This repo contains the Python code of our experiments, however there is no data included. Still, this implementation might serve as a starting point for those interested in applying Attention-based Multiple Instance Learning to problems of cytopathology.

Citation

Please cite our paper, if this work is of use to you or you use the code in your research:

    @inproceedings{butke2021end,
        title={End-to-end Multiple Instance Learning for 
            Whole-Slide Cytopathology of Urothelial Carcinoma},
        author={Butke, Joshua and Frick, Tatjana and Roghmann, Florian 
            and El-Mashtoly, Samir F and Gerwert, Klaus and Mosig, Axel},
        booktitle={MICCAI Workshop on Computational Pathology},
        pages={57--68},
        year={2021},
        organization={PMLR}
    }

Requirements

Packages:

  • Pytorch (>= 1.6.0)
  • OpenCV (4.4.0)
  • sklearn (0.23.0)
  • matplotlib (3.3.0)

Hardware:
We used a cluster equipped with 4 NVIDIA V100 GPUs, which is reflected in joshnet/custom_model.py where blocks of layers are assigned to dedicated cards.

Further Reading

I highly recommend to check out the original paper and implementation of Ilse et al. for Attention-based MIL, that can be found here, as well as the Li et al. paper 'Deep Instance-Level Hard Negative Mining Model for Histopathology Images'. The second one introduced Hard Negative Mining that I adopted.
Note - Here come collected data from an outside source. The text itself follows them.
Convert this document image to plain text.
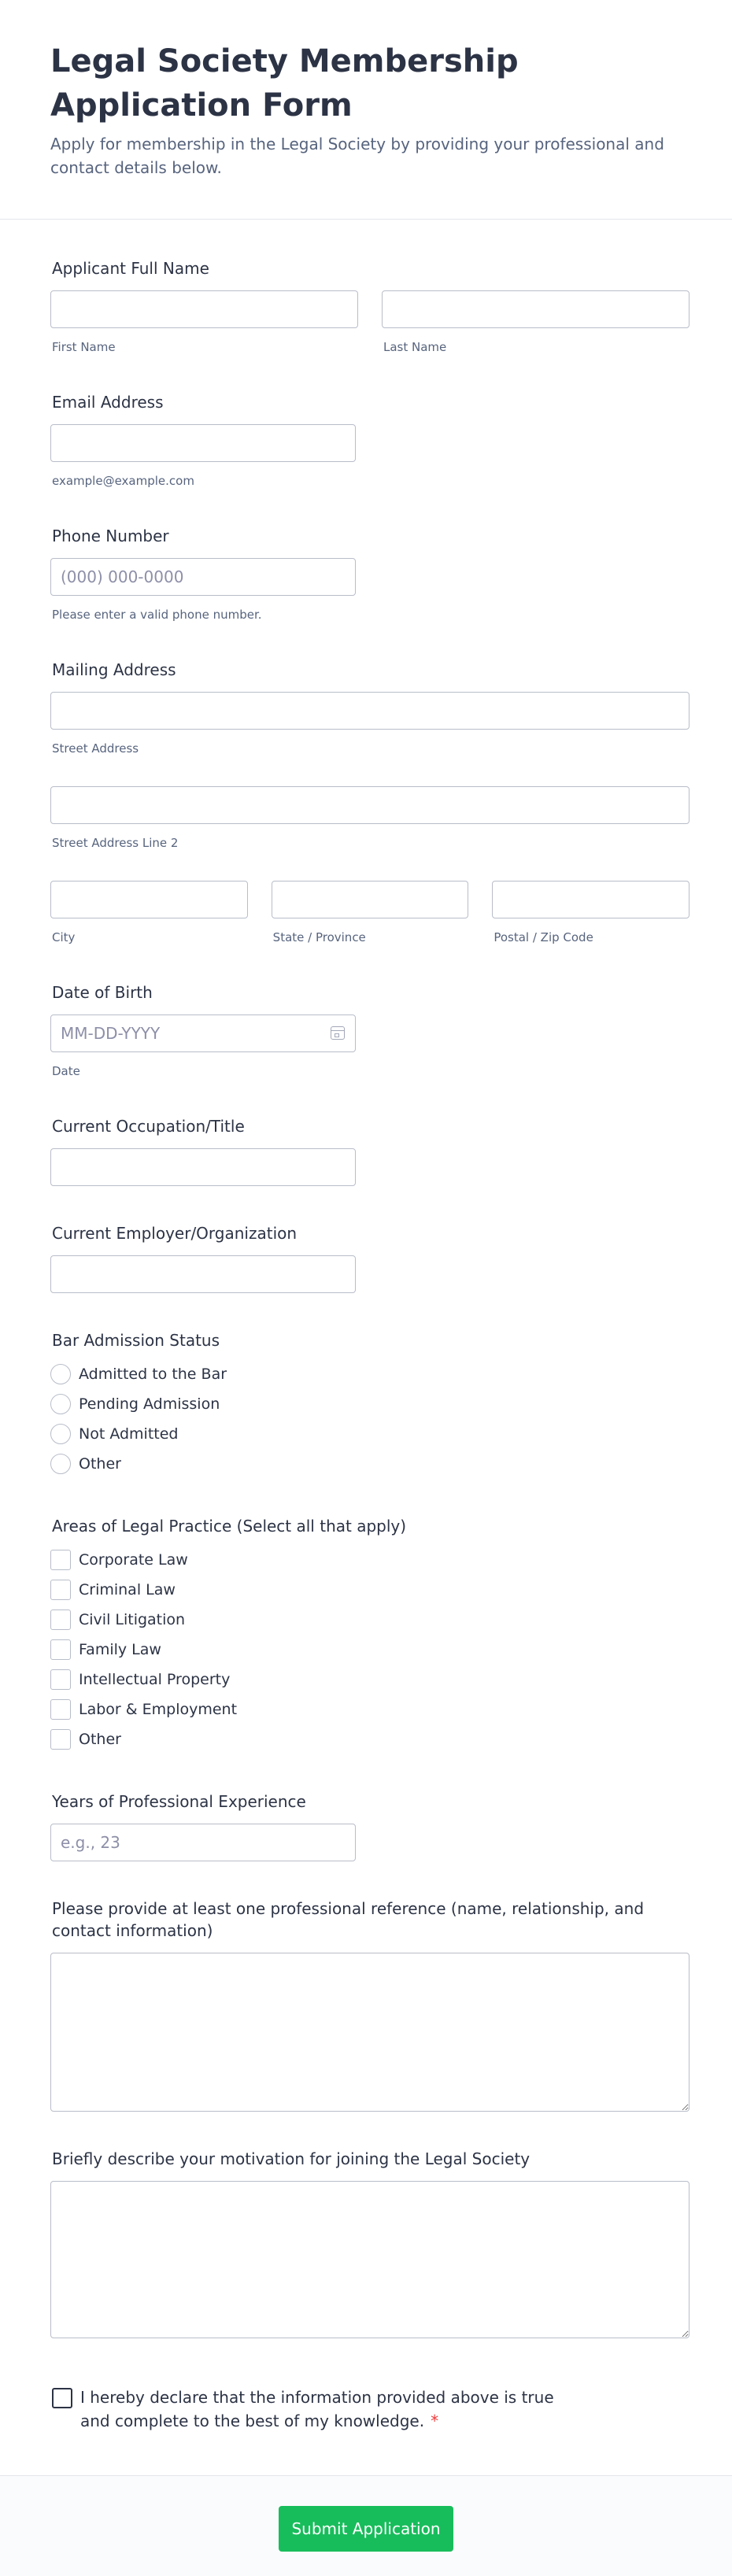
Legal Society Membership Application Form

Apply for membership in the Legal Society by providing your professional and contact details below.

Applicant Full Name
First Name	Last Name
Email Address
example@example.com
Phone Number
(000) 000-0000
Please enter a valid phone number.
Mailing Address
Street Address
Street Address Line 2
City	State / Province	Postal / Zip Code
Date of Birth
MM-DD-YYYY
Date
Current Occupation/Title
Current Employer/Organization
Bar Admission Status
Admitted to the Bar
Pending Admission
Not Admitted
Other
Areas of Legal Practice (Select all that apply)
Corporate Law
Criminal Law
Civil Litigation
Family Law
Intellectual Property
Labor & Employment
Other
Years of Professional Experience
e.g., 23
Please provide at least one professional reference (name, relationship, and contact information)
Briefly describe your motivation for joining the Legal Society
I hereby declare that the information provided above is true and complete to the best of my knowledge. *
Submit Application
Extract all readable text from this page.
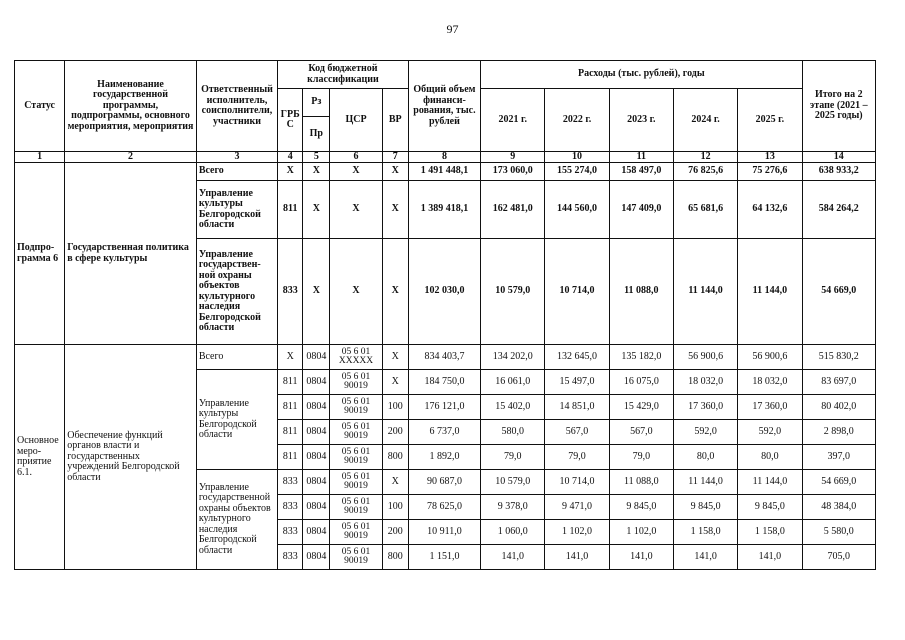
97
Статус	Наименование государственной программы, подпрограммы, основного мероприятия, мероприятия	Ответственный исполнитель, соисполнители, участники	Код бюджетной классификации				Общий объем финанси-рования, тыс. рублей	Расходы (тыс. рублей), годы					Итого на 2 этапе (2021 – 2025 годы)
			ГРБ С	Рз	ЦСР	ВР		2021 г.	2022 г.	2023 г.	2024 г.	2025 г.	
				Пр									
1	2	3	4	5	6	7	8	9	10	11	12	13	14
Подпро-грамма 6	Государственная политика в сфере культуры	Всего	X	X	X	X	1 491 448,1	173 060,0	155 274,0	158 497,0	76 825,6	75 276,6	638 933,2
		Управление культуры Белгородской области	811	X	X	X	1 389 418,1	162 481,0	144 560,0	147 409,0	65 681,6	64 132,6	584 264,2
		Управление государствен-ной охраны объектов культурного наследия Белгородской области	833	X	X	X	102 030,0	10 579,0	10 714,0	11 088,0	11 144,0	11 144,0	54 669,0
Основное меро-приятие 6.1.	Обеспечение функций органов власти и государственных учреждений Белгородской области	Всего	X	0804	05 6 01 XXXXX	X	834 403,7	134 202,0	132 645,0	135 182,0	56 900,6	56 900,6	515 830,2
		Управление культуры Белгородской области	811	0804	05 6 01 90019	X	184 750,0	16 061,0	15 497,0	16 075,0	18 032,0	18 032,0	83 697,0
			811	0804	05 6 01 90019	100	176 121,0	15 402,0	14 851,0	15 429,0	17 360,0	17 360,0	80 402,0
			811	0804	05 6 01 90019	200	6 737,0	580,0	567,0	567,0	592,0	592,0	2 898,0
			811	0804	05 6 01 90019	800	1 892,0	79,0	79,0	79,0	80,0	80,0	397,0
		Управление государственной охраны объектов культурного наследия Белгородской области	833	0804	05 6 01 90019	X	90 687,0	10 579,0	10 714,0	11 088,0	11 144,0	11 144,0	54 669,0
			833	0804	05 6 01 90019	100	78 625,0	9 378,0	9 471,0	9 845,0	9 845,0	9 845,0	48 384,0
			833	0804	05 6 01 90019	200	10 911,0	1 060,0	1 102,0	1 102,0	1 158,0	1 158,0	5 580,0
			833	0804	05 6 01 90019	800	1 151,0	141,0	141,0	141,0	141,0	141,0	705,0
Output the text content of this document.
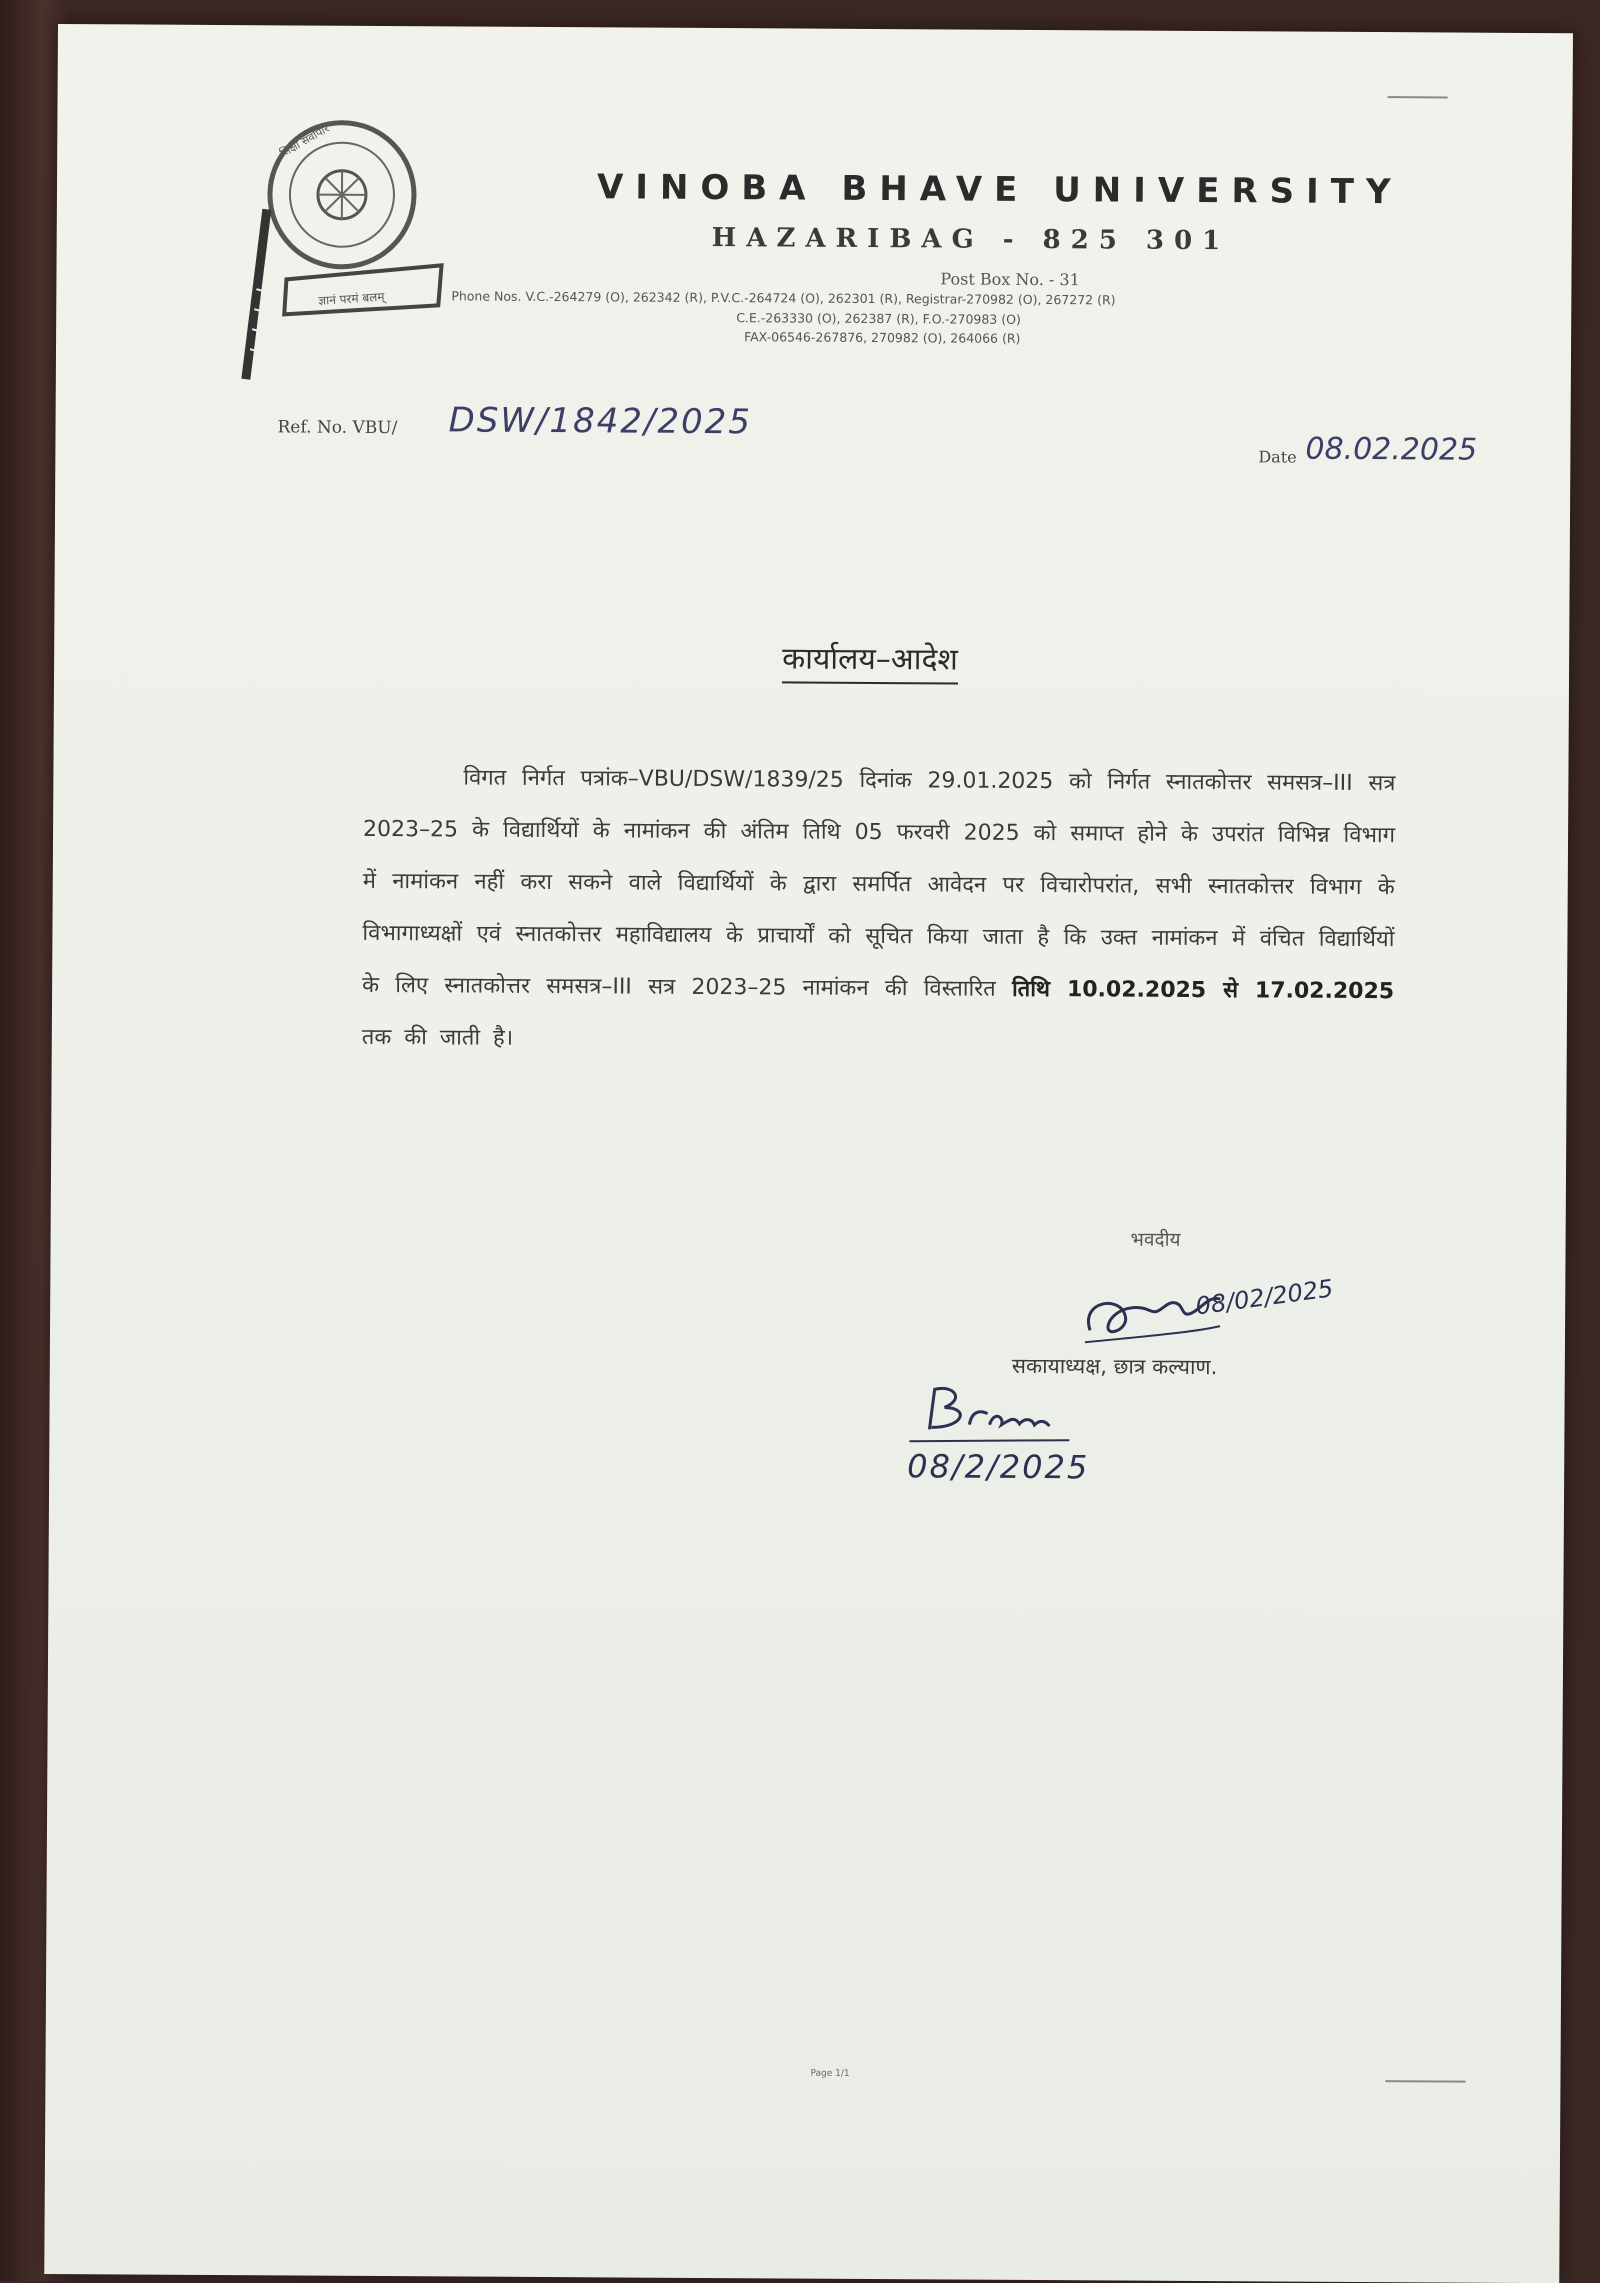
शिक्षा सर्वोपरि
ज्ञानं परमं बलम्
VINOBA BHAVE UNIVERSITY
HAZARIBAG - 825 301
Post Box No. - 31
Phone Nos. V.C.-264279 (O), 262342 (R), P.V.C.-264724 (O), 262301 (R), Registrar-270982 (O), 267272 (R)
C.E.-263330 (O), 262387 (R), F.O.-270983 (O)
FAX-06546-267876, 270982 (O), 264066 (R)
Ref. No. VBU/ DSW/1842/2025
Date 08.02.2025
कार्यालय–आदेश
विगत निर्गत पत्रांक–VBU/DSW/1839/25 दिनांक 29.01.2025 को निर्गत स्नातकोत्तर समसत्र–III सत्र 2023–25 के विद्यार्थियों के नामांकन की अंतिम तिथि 05 फरवरी 2025 को समाप्त होने के उपरांत विभिन्न विभाग में नामांकन नहीं करा सकने वाले विद्यार्थियों के द्वारा समर्पित आवेदन पर विचारोपरांत, सभी स्नातकोत्तर विभाग के विभागाध्यक्षों एवं स्नातकोत्तर महाविद्यालय के प्राचार्यों को सूचित किया जाता है कि उक्त नामांकन में वंचित विद्यार्थियों के लिए स्नातकोत्तर समसत्र–III सत्र 2023–25 नामांकन की विस्तारित तिथि 10.02.2025 से 17.02.2025 तक की जाती है।
भवदीय
08/02/2025
सकायाध्यक्ष, छात्र कल्याण.
08/2/2025
Page 1/1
However they never released any code, so I implemented their improvements as best as I could.

Contact

If you have any questions you can contact me at [email protected], however we do not gurantee any support for this software.

Acknowledgements

This work was supported by the Ministry for Culture and Science (MKW) of North Rhine-Westphalia (Germany) through grant 111.08.03.05-133974 and the Center for Protein Diagnostics (PRODI).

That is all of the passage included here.